Kan. Admin. Regs. § 28-39-151

Current through Register Vol. 43, No. 49, December 5, 2024
Section 28-39-151 - Resident assessment

Each nursing facility shall conduct at the time of admission, and periodically thereafter, a comprehensive assessment of a resident's needs on an instrument approved by the secretary of health and environment.

(a) The comprehensive assessment shall include at least the following information:
(1) Current medical condition and prior medical history;
(2) measurement of the resident's current clinical status;
(3) physical and mental functional status;
(4) sensory and physical impairments;
(5) nutritional status and impairments;
(6) special treatments and procedures;
(7) mental and psychosocial status;
(8) discharge potential;
(9) dental condition;
(10) activities potential;
(11) rehabilitation potential;
(12) cognitive status; and
(13) drug therapy.
(b) A comprehensive assessment shall be completed:
(1) not later than 14 days after admission;
(2) not later than 14 days after a significant change in the resident's physical, mental, or psychosocial condition; and
(3) at least once every 12 months.
(c) The nursing facility staff shall examine each resident at least once every three months, and as appropriate, revise the resident's assessment to assure the continued accuracy of the assessment.
(d) Changes in a resident's condition which are self-limiting and which will not affect the functional capacity of the resident over the long term do not in themselves require a reassessment of the resident.
(e) The nursing facility shall use the results of the comprehensive assessment to develop, review, and revise the resident's comprehensive plan of care under subsection (h).
(f) The nursing facility shall conduct or coordinate each assessment with the participation of appropriate health professionals.
(g) A registered professional nurse shall conduct or coordinate each comprehensive assessment and shall sign and certify that the assessment has been completed.
(h) Comprehensive care plans.
(1) The facility shall develop a comprehensive care plan for each resident that includes measurable objectives and timetables to meet a resident's physical, mental, and psychosocial needs that are identified in the comprehensive assessment.
(2) The comprehensive care plan shall be:
(A) Developed within seven days after completion of the comprehensive assessment; and
(B) prepared by an interdisciplinary team including the attending physician, a registered nurse with responsibility for the care of the resident, and other appropriate staff in other disciplines as determined by the resident's needs, and with the participation of the resident, the resident's legal representative, and the resident's family to the extent practicable.
(i) The services provided or arranged by the facility shall:
(1) Meet professional standards of quality; and
(2) be provided by qualified persons in accordance with each resident's written plan of care.
(j) Discharge summary.
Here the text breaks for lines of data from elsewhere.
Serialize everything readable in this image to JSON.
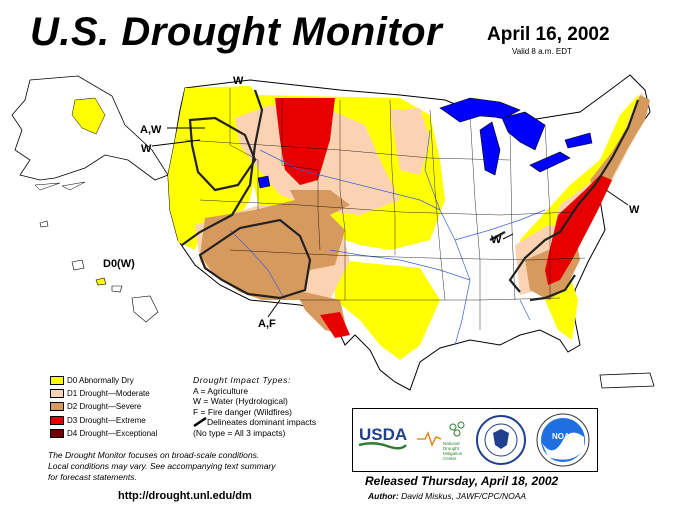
{
  "header": {
    "title": "U.S. Drought Monitor",
    "date": "April 16, 2002",
    "valid": "Valid 8 a.m. EDT"
  },
  "map_labels": {
    "w_north": "W",
    "aw": "A,W",
    "w_west": "W",
    "hawaii": "D0(W)",
    "af": "A,F",
    "w_midwest": "W",
    "w_east": "W"
  },
  "legend": {
    "items": [
      {
        "label": "D0 Abnormally Dry",
        "color": "#ffff00"
      },
      {
        "label": "D1 Drought—Moderate",
        "color": "#fcd3b2"
      },
      {
        "label": "D2 Drought—Severe",
        "color": "#d79a5e"
      },
      {
        "label": "D3 Drought—Extreme",
        "color": "#e60000"
      },
      {
        "label": "D4 Drought—Exceptional",
        "color": "#730000"
      }
    ]
  },
  "impacts": {
    "heading": "Drought Impact Types:",
    "a": "A = Agriculture",
    "w": "W = Water (Hydrological)",
    "f": "F = Fire danger (Wildfires)",
    "line": "Delineates dominant impacts",
    "none": "(No type = All 3 impacts)"
  },
  "note": {
    "line1": "The Drought Monitor focuses on broad-scale conditions.",
    "line2": "Local conditions may vary. See accompanying text summary",
    "line3": "for forecast statements."
  },
  "footer": {
    "url": "http://drought.unl.edu/dm",
    "released": "Released Thursday, April 18, 2002",
    "author_label": "Author:",
    "author_name": "David Miskus, JAWF/CPC/NOAA"
  },
  "logos": {
    "usda": "USDA",
    "ndmc": "National Drought Mitigation Center",
    "noaa": "NOAA"
  },
  "colors": {
    "lakes": "#0000ff",
    "rivers": "#4060d8",
    "land": "#ffffff"
  }
}
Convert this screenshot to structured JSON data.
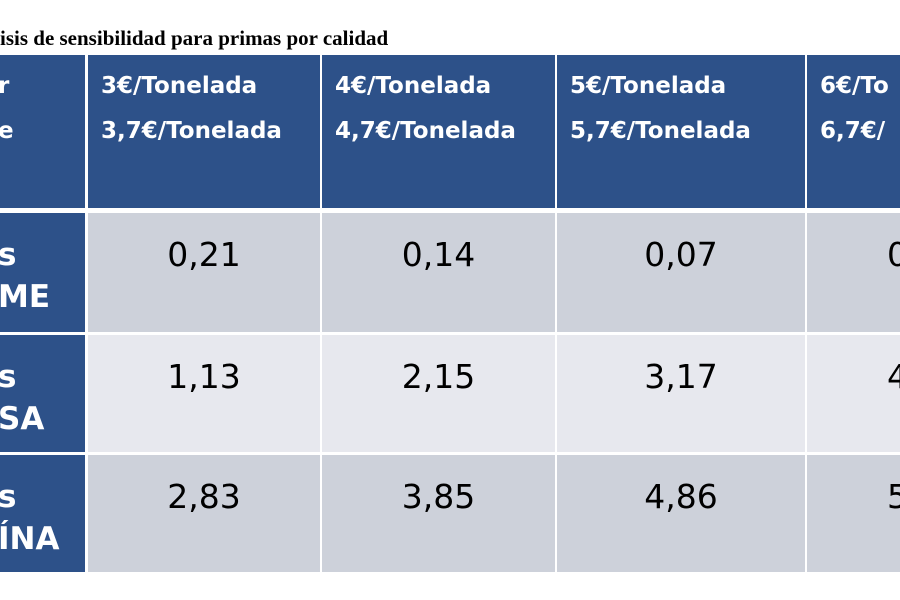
{
  "title": "isis de sensibilidad para primas por calidad",
  "table": {
    "header": [
      [
        "r",
        "e"
      ],
      [
        "3€/Tonelada",
        "3,7€/Tonelada"
      ],
      [
        "4€/Tonelada",
        "4,7€/Tonelada"
      ],
      [
        "5€/Tonelada",
        "5,7€/Tonelada"
      ],
      [
        "6€/To",
        "6,7€/"
      ]
    ],
    "rows": [
      {
        "label": [
          "s",
          "ME"
        ],
        "cells": [
          "0,21",
          "0,14",
          "0,07",
          "0"
        ]
      },
      {
        "label": [
          "s",
          "SA"
        ],
        "cells": [
          "1,13",
          "2,15",
          "3,17",
          "4"
        ]
      },
      {
        "label": [
          "s",
          "ÍNA"
        ],
        "cells": [
          "2,83",
          "3,85",
          "4,86",
          "5"
        ]
      }
    ]
  }
}
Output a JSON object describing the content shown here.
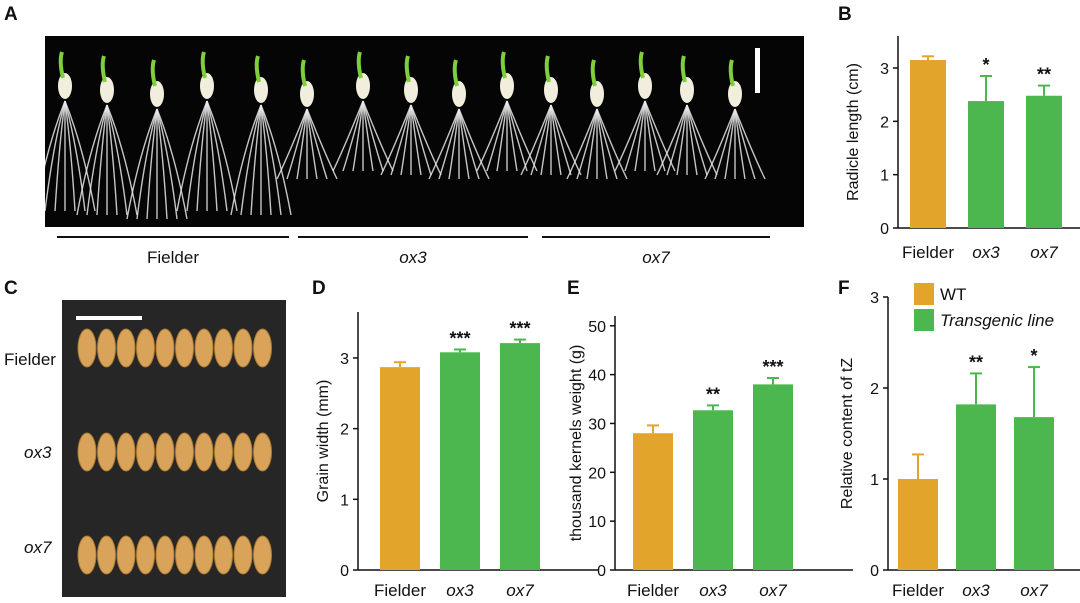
{
  "panels": {
    "a": {
      "letter": "A",
      "groups": [
        "Fielder",
        "ox3",
        "ox7"
      ]
    },
    "b": {
      "letter": "B"
    },
    "c": {
      "letter": "C",
      "rows": [
        "Fielder",
        "ox3",
        "ox7"
      ]
    },
    "d": {
      "letter": "D"
    },
    "e": {
      "letter": "E"
    },
    "f": {
      "letter": "F"
    }
  },
  "colors": {
    "wt": "#E2A42B",
    "transgenic": "#4CB74E",
    "axis": "#111111",
    "photo_bg": "#050505",
    "seed": "#D9A45A"
  },
  "chart_data": [
    {
      "id": "B",
      "type": "bar",
      "ylabel": "Radicle length (cm)",
      "categories": [
        "Fielder",
        "ox3",
        "ox7"
      ],
      "italic_categories": [
        false,
        true,
        true
      ],
      "values": [
        3.15,
        2.38,
        2.48
      ],
      "errors": [
        0.07,
        0.47,
        0.19
      ],
      "significance": [
        "",
        "*",
        "**"
      ],
      "ylim": [
        0,
        3.6
      ],
      "yticks": [
        0,
        1,
        2,
        3
      ]
    },
    {
      "id": "D",
      "type": "bar",
      "ylabel": "Grain width (mm)",
      "categories": [
        "Fielder",
        "ox3",
        "ox7"
      ],
      "italic_categories": [
        false,
        true,
        true
      ],
      "values": [
        2.87,
        3.08,
        3.21
      ],
      "errors": [
        0.07,
        0.04,
        0.05
      ],
      "significance": [
        "",
        "***",
        "***"
      ],
      "ylim": [
        0,
        3.65
      ],
      "yticks": [
        0,
        1,
        2,
        3
      ]
    },
    {
      "id": "E",
      "type": "bar",
      "ylabel": "thousand kernels weight (g)",
      "categories": [
        "Fielder",
        "ox3",
        "ox7"
      ],
      "italic_categories": [
        false,
        true,
        true
      ],
      "values": [
        28.0,
        32.7,
        38.0
      ],
      "errors": [
        1.6,
        1.0,
        1.3
      ],
      "significance": [
        "",
        "**",
        "***"
      ],
      "ylim": [
        0,
        52
      ],
      "yticks": [
        0,
        10,
        20,
        30,
        40,
        50
      ]
    },
    {
      "id": "F",
      "type": "bar",
      "ylabel": "Relative content of tZ",
      "categories": [
        "Fielder",
        "ox3",
        "ox7"
      ],
      "italic_categories": [
        false,
        true,
        true
      ],
      "values": [
        1.0,
        1.82,
        1.68
      ],
      "errors": [
        0.27,
        0.34,
        0.55
      ],
      "significance": [
        "",
        "**",
        "*"
      ],
      "ylim": [
        0,
        3
      ],
      "yticks": [
        0,
        1,
        2,
        3
      ],
      "legend": {
        "position": "top",
        "entries": [
          {
            "label": "WT",
            "italic": false
          },
          {
            "label": "Transgenic line",
            "italic": true
          }
        ]
      }
    }
  ]
}
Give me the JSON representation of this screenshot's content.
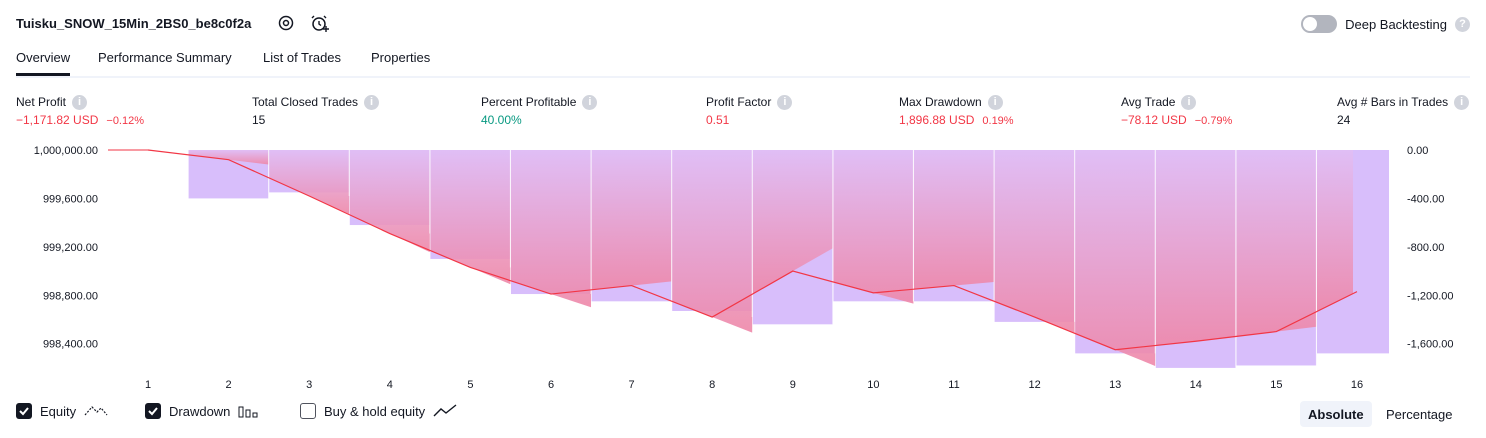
{
  "header": {
    "title": "Tuisku_SNOW_15Min_2BS0_be8c0f2a",
    "deep_backtesting_label": "Deep Backtesting",
    "deep_backtesting_enabled": false
  },
  "tabs": [
    {
      "label": "Overview",
      "active": true
    },
    {
      "label": "Performance Summary",
      "active": false
    },
    {
      "label": "List of Trades",
      "active": false
    },
    {
      "label": "Properties",
      "active": false
    }
  ],
  "metrics": {
    "net_profit": {
      "label": "Net Profit",
      "value": "−1,171.82 USD",
      "percent": "−0.12%"
    },
    "total_closed_trades": {
      "label": "Total Closed Trades",
      "value": "15"
    },
    "percent_profitable": {
      "label": "Percent Profitable",
      "value": "40.00%"
    },
    "profit_factor": {
      "label": "Profit Factor",
      "value": "0.51"
    },
    "max_drawdown": {
      "label": "Max Drawdown",
      "value": "1,896.88 USD",
      "percent": "0.19%"
    },
    "avg_trade": {
      "label": "Avg Trade",
      "value": "−78.12 USD",
      "percent": "−0.79%"
    },
    "avg_bars": {
      "label": "Avg # Bars in Trades",
      "value": "24"
    }
  },
  "chart_data": {
    "type": "line",
    "x": [
      1,
      2,
      3,
      4,
      5,
      6,
      7,
      8,
      9,
      10,
      11,
      12,
      13,
      14,
      15,
      16
    ],
    "left_axis_ticks": [
      "1,000,000.00",
      "999,600.00",
      "999,200.00",
      "998,800.00",
      "998,400.00"
    ],
    "left_axis_values": [
      1000000,
      999600,
      999200,
      998800,
      998400
    ],
    "right_axis_ticks": [
      "0.00",
      "-400.00",
      "-800.00",
      "-1,200.00",
      "-1,600.00"
    ],
    "right_axis_values": [
      0,
      -400,
      -800,
      -1200,
      -1600
    ],
    "equity_ylim": [
      1000000,
      998100
    ],
    "drawdown_ylim": [
      0,
      -1900
    ],
    "series": [
      {
        "name": "Equity",
        "values": [
          1000000,
          999920,
          999620,
          999310,
          999030,
          998810,
          998880,
          998620,
          999000,
          998820,
          998880,
          998620,
          998350,
          998420,
          998500,
          998830
        ],
        "color": "#f23645"
      },
      {
        "name": "Drawdown",
        "values": [
          0,
          -400,
          -350,
          -620,
          -900,
          -1190,
          -1250,
          -1330,
          -1440,
          -1250,
          -1250,
          -1420,
          -1680,
          -1800,
          -1780,
          -1680
        ],
        "color": "#d1b3fa"
      }
    ],
    "equity_area": {
      "top_color": "#e1bef5",
      "bottom_color": "#ee87a8"
    }
  },
  "legend": {
    "equity": {
      "label": "Equity",
      "checked": true
    },
    "drawdown": {
      "label": "Drawdown",
      "checked": true
    },
    "buy_hold": {
      "label": "Buy & hold equity",
      "checked": false
    }
  },
  "modes": {
    "absolute": "Absolute",
    "percentage": "Percentage",
    "active": "absolute"
  },
  "colors": {
    "negative": "#f23645",
    "positive": "#089981",
    "text": "#131722"
  }
}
When the facility anticipates discharge of a resident, a discharge summary shall be developed which includes the following:
(1) A recapitulation of the resident's stay;
(2) a final summary of the resident's status which includes the items found in the comprehensive assessment, K.A.R. 28-39-151 (a). This summary shall be available for release at the time of discharge to authorized persons and agencies, with the consent of the resident or the resident's legal representative; and
(3) a post-discharge plan to assist the resident in the adjustment to a new environment. The resident, and when appropriate, the resident's family, shall participate in the development of the plan.

Kan. Admin. Regs. § 28-39-151

Authorized by and implementing K.S.A. 39-932; effective Nov. 1, 1993; amended Feb. 21, 1997.